Monday, 27 February 2012

Gewoontes

Afgelopen week is de routine er wat meer ingekomen. We ontdekken nog steeds nieuwe cafeetjes, restaurants en winkels maar we hebben inmiddels onze favorieten. Ook hebben we een vast groepje van vrienden gevormd, met een mix van expats en locals. We gaan vaak samen uit eten of koken bij een van ons thuis, tot nu toe altijd gevolgd door uitgaan in een mooie club, of een Jazz-concert. En ik heb mijn fitnesscentrum waar ik minimaal 2 keer per week wordt verwacht door mijn trainer. Dit alles draagt er echt aan bij dat ik Amman als mijn thuis begin te zien. 

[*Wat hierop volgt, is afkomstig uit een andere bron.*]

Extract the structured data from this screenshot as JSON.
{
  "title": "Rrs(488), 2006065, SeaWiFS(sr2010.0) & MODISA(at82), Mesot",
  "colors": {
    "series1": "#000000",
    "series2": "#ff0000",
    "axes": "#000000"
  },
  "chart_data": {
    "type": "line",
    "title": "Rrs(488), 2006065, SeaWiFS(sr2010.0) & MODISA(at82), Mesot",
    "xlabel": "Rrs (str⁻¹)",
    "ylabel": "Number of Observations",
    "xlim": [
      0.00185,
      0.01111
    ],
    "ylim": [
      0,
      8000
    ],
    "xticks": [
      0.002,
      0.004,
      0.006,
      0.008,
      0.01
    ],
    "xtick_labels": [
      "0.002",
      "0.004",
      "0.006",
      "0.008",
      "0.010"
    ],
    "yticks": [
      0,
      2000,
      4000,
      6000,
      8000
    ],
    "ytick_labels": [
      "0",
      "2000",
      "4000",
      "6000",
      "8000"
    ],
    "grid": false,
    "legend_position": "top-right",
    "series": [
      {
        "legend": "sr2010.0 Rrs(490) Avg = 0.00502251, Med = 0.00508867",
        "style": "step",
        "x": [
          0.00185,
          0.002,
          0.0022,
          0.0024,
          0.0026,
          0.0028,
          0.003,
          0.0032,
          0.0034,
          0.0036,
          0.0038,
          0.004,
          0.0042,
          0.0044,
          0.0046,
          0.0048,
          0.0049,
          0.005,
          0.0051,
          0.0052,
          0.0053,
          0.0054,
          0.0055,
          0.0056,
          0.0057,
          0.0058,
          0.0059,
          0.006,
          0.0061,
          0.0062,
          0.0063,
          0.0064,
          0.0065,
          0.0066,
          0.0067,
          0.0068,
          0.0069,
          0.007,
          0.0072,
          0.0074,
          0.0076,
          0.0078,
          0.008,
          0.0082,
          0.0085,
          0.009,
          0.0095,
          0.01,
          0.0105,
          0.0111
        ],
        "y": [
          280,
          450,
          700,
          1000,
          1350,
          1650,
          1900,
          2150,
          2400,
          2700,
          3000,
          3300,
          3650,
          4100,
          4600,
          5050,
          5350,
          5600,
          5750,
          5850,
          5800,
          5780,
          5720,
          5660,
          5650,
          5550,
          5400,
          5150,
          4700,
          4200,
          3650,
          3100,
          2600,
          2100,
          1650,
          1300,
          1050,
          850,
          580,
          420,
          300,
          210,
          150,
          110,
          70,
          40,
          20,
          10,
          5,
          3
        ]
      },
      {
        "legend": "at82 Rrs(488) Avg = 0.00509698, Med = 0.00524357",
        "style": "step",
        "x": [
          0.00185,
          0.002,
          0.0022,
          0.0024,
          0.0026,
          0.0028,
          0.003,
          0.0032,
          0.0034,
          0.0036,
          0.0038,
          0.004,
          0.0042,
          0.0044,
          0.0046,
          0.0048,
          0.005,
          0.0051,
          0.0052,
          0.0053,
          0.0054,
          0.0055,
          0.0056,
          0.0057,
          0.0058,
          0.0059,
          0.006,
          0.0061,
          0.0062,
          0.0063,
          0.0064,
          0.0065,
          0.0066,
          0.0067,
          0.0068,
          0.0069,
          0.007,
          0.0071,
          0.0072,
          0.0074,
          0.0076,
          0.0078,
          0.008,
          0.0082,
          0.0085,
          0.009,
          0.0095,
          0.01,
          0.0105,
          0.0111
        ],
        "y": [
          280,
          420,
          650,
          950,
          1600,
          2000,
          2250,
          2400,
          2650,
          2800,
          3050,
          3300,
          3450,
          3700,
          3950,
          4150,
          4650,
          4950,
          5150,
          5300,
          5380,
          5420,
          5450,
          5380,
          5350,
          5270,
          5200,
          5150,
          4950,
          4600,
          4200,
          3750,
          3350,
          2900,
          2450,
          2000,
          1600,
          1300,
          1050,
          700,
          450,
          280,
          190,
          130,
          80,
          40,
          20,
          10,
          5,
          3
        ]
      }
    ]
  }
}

Dat werd nog eens versterkt doordat mijn visum verliep. Ik moest dus echt een verblijfsvergunning regelen. Het eerste waar je daarbij aan denkt is een AIDS-test, althans, hier in Amman blijkbaar wel. Een negatieve test zou een voorwaarde zijn voor een verblijfsvergunning. Bloed afnemen dus. En wel met de Jordaanse slag uiteraard. We werden naar het dichtstbijzijnde kliniekje gebracht. De moed zakte mij in de schoenen bij de aanblik van dit pand. Compleet verwaarloosd, en overal lag rommel, zelfs binnen. Als ze mij hadden gezegd dat dit een kraakpand was had ik het ook geloofd. Bij binnenkomst werd ons gevraagd om plaats te nemen op een bankje. Ik zat naast een stapel buisjes gevuld met bloed en een grote zak erom heen. Er schoot echt door mijn hoofd dat ik niet mijn Amman-ervaring wilde afronden met een portie HIV. Gelukkig werd er met schone naalden gewerkt. Mijn naam werd echter met pen op het buisje geschreven :-). Ik achtte de kans vrij groot dat dit buisje niet meer aan mijn paspoort viel te linken. De mannen in witte jas wilden nog wel op de foto:


Vandaag was het dan zo ver. We bleken geen AIDS te hebben, altijd goed nieuws. Het papierwerk moest in het politiebureau worden afgewerkt. Onderweg naar het bureau wist de chauffeur nog  te vertellen dat de AIDS-test allang niet meer nodig was voor een verblijfsvergunning. Dat de bloedkliniek dit niet aangaf zal wel komen omdat ze dan hun eigen inkomstenbron zouden verpesten. Het politiebureau bleek ook een avontuur. Totaal geen structuur, geen bordjes met uitleg, geen nummertjes trekken of überhaupt een proces om de grote stroom van mensen af te handelen. Eerst moesten we vingerafdrukken laten maken. Op de ouderwetse manier, met een inkt rollertje over heel je handen. Nadat ik op een velletje papier had gekliederd mocht ik ze weer wassen. De inkt ging er natuurlijk niet zomaar af waardoor iedereen op dat bureau met pikzwarte handen rondliep, wat wel een mooi gezicht was. Eind goed, al goed, want Misha en ik zijn nu inwoners van Jordanië!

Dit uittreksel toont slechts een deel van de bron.